1

Here's my task:

Write a program that asks user to enter name of a file. The program opens the file in binary mode and calculates frequency of all characters [0-255] and prints a list of ten most frequent characters and their frequencies.

Here is most of the code I already wrote:

#pragma warning(disable: 4996)

#include <stdio.h>

int count[26];

int main() {
    FILE *f;
    int i;
    char ch;
    char filename[80];

    printf("Enter File name\n");
    gets(filename);
    f = fopen("file.txt", "rb");

    while (!feof(f)) {
        ch = fgetc(f);
        count[ch - 'a']++;
    }
    for (i = 0; i < 26; i++)
        printf("[%c] = %d times\n", 65 + i, count[i]);

    fclose(f);

    return 0;
} 

I'm able to calculate and print the frequency of all characters. How can I print only the ten most frequent?

chqrlie
  • 131,814
  • 10
  • 121
  • 189
  • 1
    By the way, your usage of `while (!feof(f))` is [wrong](https://stackoverflow.com/questions/5431941/why-is-while-feof-file-always-wrong) and it will lead to our-of-range access of the array `count`. You should check if readings are successful **before** using what are "read". – MikeCAT Oct 08 '20 at 14:22
  • 1
    1. create an array of structure that have character and frequency 2. sort the array according to frequency in decending order 3. print first 10 elements of the array – MikeCAT Oct 08 '20 at 14:23
  • 1
    You'll break the array if the data isn't in the range `'a'` to `'z'`. And it may well be that `'\n'` is more frequent than `'j'`. – Weather Vane Oct 08 '20 at 14:32

4 Answers4

3

Your code contains several flaws. First and foremost, while(!feof(file)) is always wrong

Then, never ever use gets(). It's dangerous

Then we have that count cannot take all values, since itś only 26 big. It's declaration should be char count[256]; and there's no reason to declare it outside main. Well, the only reason here would be that then you don't have to initialize it to zero, but that's not a good reason to use a global.

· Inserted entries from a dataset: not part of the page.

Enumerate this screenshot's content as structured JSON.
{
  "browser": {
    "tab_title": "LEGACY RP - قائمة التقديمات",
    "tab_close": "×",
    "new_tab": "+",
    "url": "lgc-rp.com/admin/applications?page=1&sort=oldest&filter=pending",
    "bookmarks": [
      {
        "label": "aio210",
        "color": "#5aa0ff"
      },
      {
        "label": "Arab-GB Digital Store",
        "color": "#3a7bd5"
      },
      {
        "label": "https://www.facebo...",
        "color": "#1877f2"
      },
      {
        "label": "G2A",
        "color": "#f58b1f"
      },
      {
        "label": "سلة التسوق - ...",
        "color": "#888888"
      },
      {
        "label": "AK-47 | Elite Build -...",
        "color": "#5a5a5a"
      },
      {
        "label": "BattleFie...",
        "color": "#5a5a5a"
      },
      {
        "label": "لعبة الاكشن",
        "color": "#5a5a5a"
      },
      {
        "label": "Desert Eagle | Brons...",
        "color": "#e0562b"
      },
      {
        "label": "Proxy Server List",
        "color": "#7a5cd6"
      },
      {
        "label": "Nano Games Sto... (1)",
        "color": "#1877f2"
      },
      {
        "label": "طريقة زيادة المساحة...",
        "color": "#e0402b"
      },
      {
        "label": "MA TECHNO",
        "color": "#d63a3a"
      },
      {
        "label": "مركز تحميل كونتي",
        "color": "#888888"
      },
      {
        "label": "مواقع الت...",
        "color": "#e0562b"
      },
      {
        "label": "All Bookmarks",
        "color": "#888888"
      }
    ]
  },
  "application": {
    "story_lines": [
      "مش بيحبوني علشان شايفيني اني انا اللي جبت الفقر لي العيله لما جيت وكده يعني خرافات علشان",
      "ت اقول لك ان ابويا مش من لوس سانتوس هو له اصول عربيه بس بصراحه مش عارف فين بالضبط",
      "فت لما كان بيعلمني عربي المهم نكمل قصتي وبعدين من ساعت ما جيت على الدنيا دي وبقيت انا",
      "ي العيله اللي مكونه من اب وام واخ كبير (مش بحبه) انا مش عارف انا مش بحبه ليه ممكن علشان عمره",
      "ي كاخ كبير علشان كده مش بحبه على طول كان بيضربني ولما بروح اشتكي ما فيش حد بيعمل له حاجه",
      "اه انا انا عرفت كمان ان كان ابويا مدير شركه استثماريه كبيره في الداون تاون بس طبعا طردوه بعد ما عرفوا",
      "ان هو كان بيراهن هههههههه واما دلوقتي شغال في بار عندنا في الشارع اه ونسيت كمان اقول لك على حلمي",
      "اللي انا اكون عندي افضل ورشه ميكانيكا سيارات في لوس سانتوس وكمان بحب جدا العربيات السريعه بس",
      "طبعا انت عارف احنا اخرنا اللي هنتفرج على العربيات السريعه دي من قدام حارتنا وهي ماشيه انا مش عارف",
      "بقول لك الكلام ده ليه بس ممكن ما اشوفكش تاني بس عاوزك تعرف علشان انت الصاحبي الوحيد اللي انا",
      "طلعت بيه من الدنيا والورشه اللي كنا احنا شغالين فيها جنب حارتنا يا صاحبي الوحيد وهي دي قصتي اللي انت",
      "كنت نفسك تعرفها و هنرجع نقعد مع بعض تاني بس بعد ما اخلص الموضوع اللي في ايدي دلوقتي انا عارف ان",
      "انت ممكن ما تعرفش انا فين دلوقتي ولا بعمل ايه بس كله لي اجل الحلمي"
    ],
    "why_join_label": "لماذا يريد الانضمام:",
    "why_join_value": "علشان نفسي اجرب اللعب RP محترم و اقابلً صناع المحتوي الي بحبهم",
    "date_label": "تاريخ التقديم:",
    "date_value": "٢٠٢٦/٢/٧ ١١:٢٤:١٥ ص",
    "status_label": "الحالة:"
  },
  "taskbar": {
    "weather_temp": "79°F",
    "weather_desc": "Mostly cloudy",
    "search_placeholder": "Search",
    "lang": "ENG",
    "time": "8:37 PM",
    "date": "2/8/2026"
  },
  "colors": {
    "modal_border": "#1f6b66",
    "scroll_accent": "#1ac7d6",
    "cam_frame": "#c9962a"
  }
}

And since this is an obvious homework, I'm not going to give you a complete solution. But I would do something like this:

struct count_entry { // Yeah, bad name but whatever
    unsigned char c;
    int n;
};

struct count_entry count[256];
for(int i=0; i<256; i++) {
    count[i] = (struct count_entry){.c=i, .n=0};
}

FILE *in = fopen(filename, "rb");

int ch; // Yes, should be int

while ((ch = fgetc(in)) != EOF) 
    count[ch].n++;

What I would do then is to sort count with qsort. Read the documentation to find out how. Looks like you could do something like this, but I have not read it carefully: How to sort struct using qsort

And then you just print the first 10 like this:

for(int i=0; i<10; i++) 
    printf("%u %d\n", count[i].c, count[i].n);
klutt
  • 30,332
  • 17
  • 55
  • 95
0

A simple solution can be to sort the frequencies at the end, though I am sure it can be solved more optimally using advanced data structures. I'll provide a simple and naive solution.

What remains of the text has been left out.